La chose, à vrai dire, n’est pas venue toute seule ; la reconnaissance du principe nouveau a été singulièrement pénible. Les provinces unies des Pays-Bas se sont vues obligées d’endurer quatre-vingts années de guerre pour établir sur une base enfin inébranlable leur autonomie. C’est assurément une des pages les plus intéressantes des annales politiques de l’Europe, une des pages les plus instructives de l’histoire de la marine à voiles.

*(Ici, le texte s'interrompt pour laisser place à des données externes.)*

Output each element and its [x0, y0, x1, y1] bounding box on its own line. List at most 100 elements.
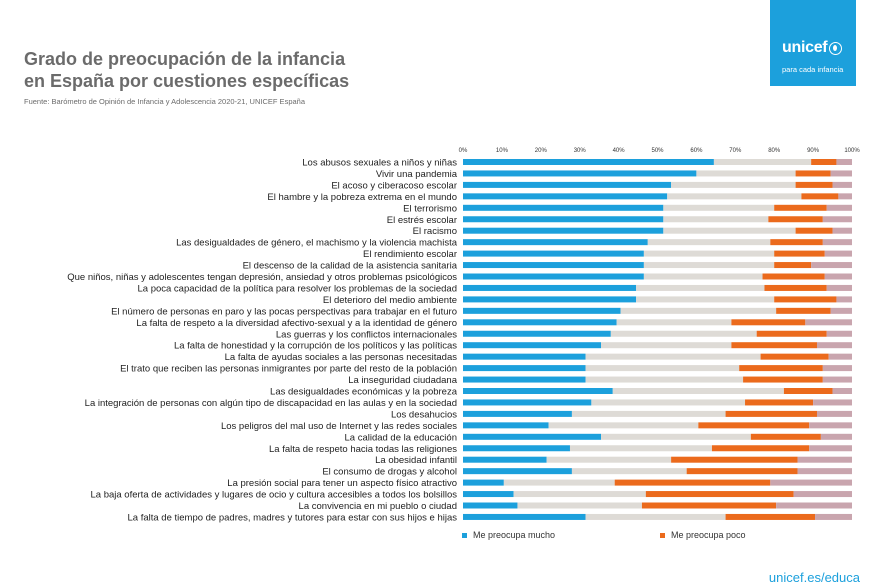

« La guerre d’Espagne m’a perdu, » disait Napoléon à Sainte-Hélène. « Sans la révolte des Flandres, eût pu dire Philippe II, j’aurais conquis l’Angleterre. » L’expédition de 1588 eût très probablement, en effet, présenté de tout autres résultats, si Philippe II avait encore eu à sa disposition, comme jadis Charles-Quint, la marine agile et à faible tirant d’eau qui, sous les ordres de Justin de Nassau, retint bloquée dans le port de l’Écluse la flottille destinée au transport de l’armée du duc de Parme[1]. Singulière coïncidence, qui ne laisse pas d’éveiller l’attention ! Notre impuissance maritime en 1870 n’eut pas, elle aussi, d’autre cause que la lourdeur massive et monumentale de notre flotte. Je l’avais prédit deux mois avant l’ouverture des hostilités. M. Louis Reybaud le rappelait, non sans quelque tristesse, au milieu des angoisses du siège de Paris[2].

Un éminent critique, me voyant poursuivre avec acharnement l’histoire de la marine à travers les âges, me conseillait, il y a quelques années, de m’en tenir aux « points lumineux. » J’éprouve, au contraire, un penchant invincible à rechercher dans les profondeurs du passé les points restés jusqu’ici obscurs. Ce n’est peut-être pas toujours sans profit que je me suis efforcé de les mettre à leur tour en lumière. Les points lumineux, tout le monde les connaît ; ce sont des sommets que le premier voyageur venu a gravis. Descendons, au contraire, au fond des vallées ; nous y trouverons des trésors ignorés du vulgaire, des enseignemens qui nous feront remonter à l’origine des choses. Ruyter et Tromp sont peut-être les plus imposantes figures de l’histoire navale. Au

  1. Voyez dans la Revue du 15 novembre 1874, la Grande Armada.
  2. Voyez dans la Revue du 1er janvier 1871, la Marine au siège de Paris, par Louis Reybaud.